Mariel Tollinchi, an attorney representing the Crestview Towers Condominium Association, said her clients have submitted reports to the city arguing that the building can be occupied while the needed repairs are conducted.

“There is a plan of action we have been working on, not just for recertification and inspections, but bids for the job,” Tollinchi explained. “A lot of companies can’t give a proposal just with a superficial examination. We need to do a more thorough inspection that will take one or two weeks.”

Four unit owners sued the association on Wednesday for allegedly failing to make repairs, despite collecting assessments. The association also allegedly failed to complete a Miami-Dade County requirement for a 40-year recertification, due in 2012, according to the suit.

This isn’t the first time Crestview has come under scrutiny. The Miami-Dade Fire Rescue Department has cited the association 18 times for various fire code violations between 2012 and 2020, reports show.
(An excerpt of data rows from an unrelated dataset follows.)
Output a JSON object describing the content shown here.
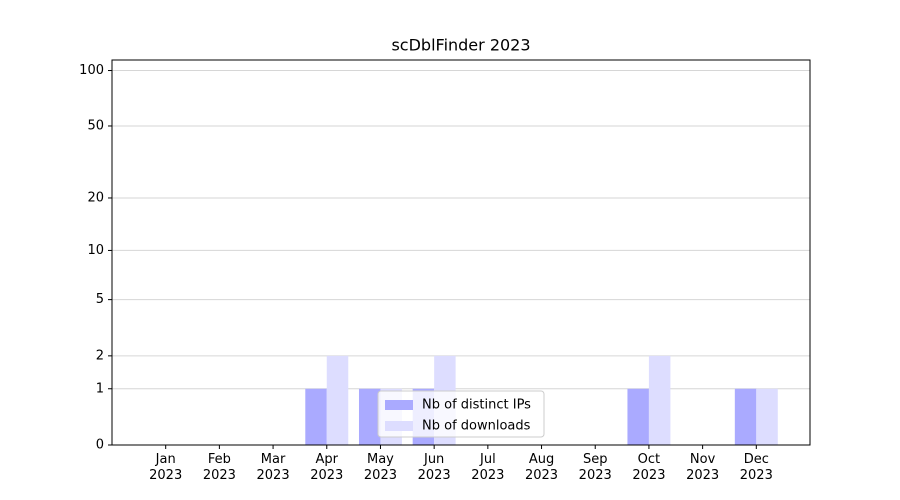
{
  "chart_data": {
    "type": "bar",
    "title": "scDblFinder 2023",
    "categories": [
      "Jan\n2023",
      "Feb\n2023",
      "Mar\n2023",
      "Apr\n2023",
      "May\n2023",
      "Jun\n2023",
      "Jul\n2023",
      "Aug\n2023",
      "Sep\n2023",
      "Oct\n2023",
      "Nov\n2023",
      "Dec\n2023"
    ],
    "series": [
      {
        "name": "Nb of distinct IPs",
        "color": "#aaaaff",
        "values": [
          0,
          0,
          0,
          1,
          1,
          1,
          0,
          0,
          0,
          1,
          0,
          1
        ]
      },
      {
        "name": "Nb of downloads",
        "color": "#ddddff",
        "values": [
          0,
          0,
          0,
          2,
          1,
          2,
          0,
          0,
          0,
          2,
          0,
          1
        ]
      }
    ],
    "yscale": "log1p",
    "ylim": [
      0,
      114
    ],
    "yticks": [
      0,
      1,
      2,
      5,
      10,
      20,
      50,
      100
    ],
    "grid": true,
    "legend": "lower center"
  }
}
North Miami Beach Police Chief Richard Rand confirmed that he has been contacted by several Crestview residents alleging that the current and past condo associations were misappropriating funds. Those allegations are now under investigation by the North Miami Beach Police Department, which has also reached out to the Miami-Dade Police Department’s economic crimes unit and the state’s Department of Professional Businesses and Regulation. “We will look at some of these allegations,” Rand said. “At this point I have no evidence and no knowledge that [the allegations] are even true.”

On Friday, between 10 a.m. and 4 p.m., residents — many of whom are renters — will be able to obtain more of their personal belongings. However, only one person per household will be allowed in the building; only one person will be escorted by police at a time; and that person will only have 15 minutes to obtain any items that weren’t grabbed. Residents won’t be allowed to transport furniture.